Pozdrawiam pięknie ❤️+

Autor: Św. Jan Paweł II (1920-2005), papież

Ten dzień w Asyżu pomógł nam lepiej uświadomić sobie nasze religijne zobowiązania. Ale dał też światu, który obserwuje nas za pośrednictwem mediów, większą świadomość odpowiedzialności każdej religii za problemy wojny i pokoju. Być może bardziej niż kiedykolwiek w historii oczywisty stał się dla wszystkich nieodłączny związek między autentyczną postawą religijną a wielkim dobrem, jakim jest pokój. Jakże straszny ciężar spoczywa na ludzkich barkach! Ale jednocześnie, jakże wspaniałe i porywające jest powołanie do naśladowania! Chociaż modlitwa jest sama w sobie działaniem, nie zwalnia nas od pracy na rzecz pokoju.
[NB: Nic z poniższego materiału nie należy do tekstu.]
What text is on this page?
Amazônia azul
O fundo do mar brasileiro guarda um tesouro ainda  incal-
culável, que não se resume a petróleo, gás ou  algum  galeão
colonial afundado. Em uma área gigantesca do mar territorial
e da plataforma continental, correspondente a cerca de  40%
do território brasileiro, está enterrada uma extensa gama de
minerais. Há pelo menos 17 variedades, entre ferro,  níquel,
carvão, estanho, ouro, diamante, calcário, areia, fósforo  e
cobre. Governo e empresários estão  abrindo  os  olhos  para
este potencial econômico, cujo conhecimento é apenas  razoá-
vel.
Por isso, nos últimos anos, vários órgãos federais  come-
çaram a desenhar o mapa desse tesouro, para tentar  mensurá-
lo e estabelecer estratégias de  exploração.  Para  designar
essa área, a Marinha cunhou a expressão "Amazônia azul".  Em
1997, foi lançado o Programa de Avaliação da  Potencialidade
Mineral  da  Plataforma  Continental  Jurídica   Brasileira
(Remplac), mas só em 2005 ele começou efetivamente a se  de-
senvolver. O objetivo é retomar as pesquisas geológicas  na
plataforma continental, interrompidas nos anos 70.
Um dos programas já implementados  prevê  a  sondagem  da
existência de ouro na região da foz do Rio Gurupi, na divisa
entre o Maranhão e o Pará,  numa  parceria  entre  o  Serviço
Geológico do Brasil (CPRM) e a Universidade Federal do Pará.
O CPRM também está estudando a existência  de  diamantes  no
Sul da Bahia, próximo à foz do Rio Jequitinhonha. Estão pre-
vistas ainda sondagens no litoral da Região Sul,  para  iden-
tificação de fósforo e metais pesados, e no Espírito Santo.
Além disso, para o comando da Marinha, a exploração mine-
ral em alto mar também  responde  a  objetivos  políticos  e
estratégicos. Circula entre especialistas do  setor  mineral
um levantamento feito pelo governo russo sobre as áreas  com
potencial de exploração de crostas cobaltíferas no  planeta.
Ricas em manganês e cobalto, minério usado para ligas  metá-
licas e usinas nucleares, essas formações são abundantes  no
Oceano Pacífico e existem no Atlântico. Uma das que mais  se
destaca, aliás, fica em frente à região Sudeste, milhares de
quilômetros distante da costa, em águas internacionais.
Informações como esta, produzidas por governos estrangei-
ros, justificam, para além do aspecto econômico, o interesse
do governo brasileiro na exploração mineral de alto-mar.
Występujemy tu jako zwiastuni moralnego sumienia ludzkości jako takiej, ludzkości, która pragnie pokoju, która go potrzebuje.

Nie ma pokoju bez gorącego umiłowania pokoju. Nie ma pokoju bez zaciekłej woli jego osiągnięcia. Pokój oczekuje na swoich proroków. Razem napełniliśmy nasze oczy wizjami pokoju; one wyzwalają nowe energie do nowego języka pokoju, nowych gestów pokoju, gestów, które przerywają fatalny łańcuch podziałów odziedziczonych z historii lub wywołanych przez współczesne ideologie. Pokój oczekuje na swoich budowniczych. Wyciągnijmy rękę do braci i sióstr, aby ich zachęcić do budowania pokoju na czterech filarach, jakim są prawda, sprawiedliwość, miłość i wolność. Pokój jest otwartą budową dla wszystkich, a nie tylko dla specjalistów, mędrców i strategów. Pokój jest powszechną odpowiedzialnością: osiąga się go poprzez tysiące małych czynów w życiu codziennym. Ze względu na codzienny sposób życia z innymi ludzie opowiadają się za lub przeciw pokojowi […]

To, co dzisiaj zrobiliśmy w Asyżu – modląc się i świadcząc o naszym zaangażowaniu na rzecz pokoju – powinniśmy to kontynuować każdego dnia w naszym życiu. To, co dziś uczyniliśmy, ma bowiem zasadnicze znaczenie dla świata. Jeśli świat ma trwać, jeśli mężczyźni i kobiety muszą w nim przetrwać, to świat nie może się obejść bez modlitwy.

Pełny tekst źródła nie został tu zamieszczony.